Según el director de Fox Family Channel, hasta 2001 una de las subsidiarias de Freedom Channel (El Canal de la Libertad) y parte del conglomerado mediático del gigante Disney, “cada vez más, las compañías se están dando cuenta de que si desarrollan una lealtad en los niños de hoy, ellos serán los adultos de mañana”. Un especialista en mercadeo ya había observado: “Si usted tiene hijos, le puedo asegurar que al volver a casa les preguntará qué quieren para comer, o qué les gustaría que les comprase. Los padres no quieren comprar nada que a sus hijos no les guste. No quieren escucharlos quejándose. No es algo eficiente”. Para ese momento (1997), los niños de entre cuatro y diez años eran responsables de un mercado de 24 mil millones de dólares (43 mil millones a valor de 2022), es decir, tres veces mayor que una década antes.

En 2016 el candidato Donald Trump no ganó las elecciones presidenciales en Estados Unidos porque la prensa hubiese hablado bien de él, sino porque habló mucho de él. La mayoría de los grandes medios, desde el New York Times hasta CNN no se cansaron de publicar noticias, análisis e informes sobre el ilimitado material para la indignación que le proporcionaba el candidato más ridículo de la historia, luego de James Polk en 1844.

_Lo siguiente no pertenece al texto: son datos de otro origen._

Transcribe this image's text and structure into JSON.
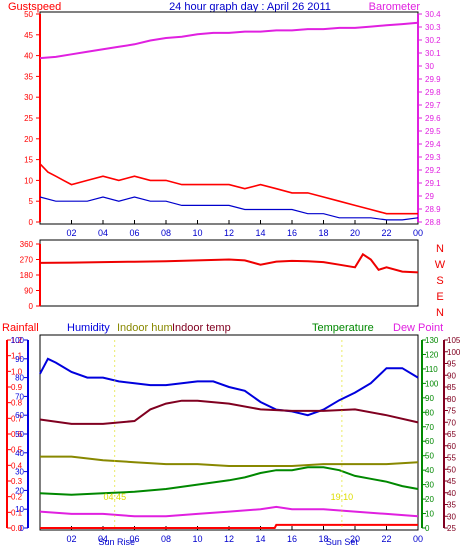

Los temas iban al corazón de los bajos instintos, propios de las redes sociales que usaba el candidato hasta medio dormido durante altas horas de la noche: racismo, sexismo, tribalismo, xenofobia y todo tipo de temas tóxicos y negativos, elementos constituyentes de nuestros reflejos ancestrales más profundos. Su oponente, Hillary Clinton, recibió coberturas más favorables de la gran prensa tradicional e, incluso, su campaña invirtió más dinero (768 millones) que su rival (398 millones). Sin embargo, como lo demostró la firma de análisis de datos de los medios MediaQuant, de julio de 2015 a octubre de 2016 la campaña presidencial de Donald Trump recibió 5,9 mil millones de dólares en atención gratis por parte de esta misma prensa, mientras que Clinton recibió apenas 2,8 mil millones.

  • Jorge Majfud, 2023

(Del libro “Moscas en la telaraña: Historia de la comercialización de la existencia y sus medios”.)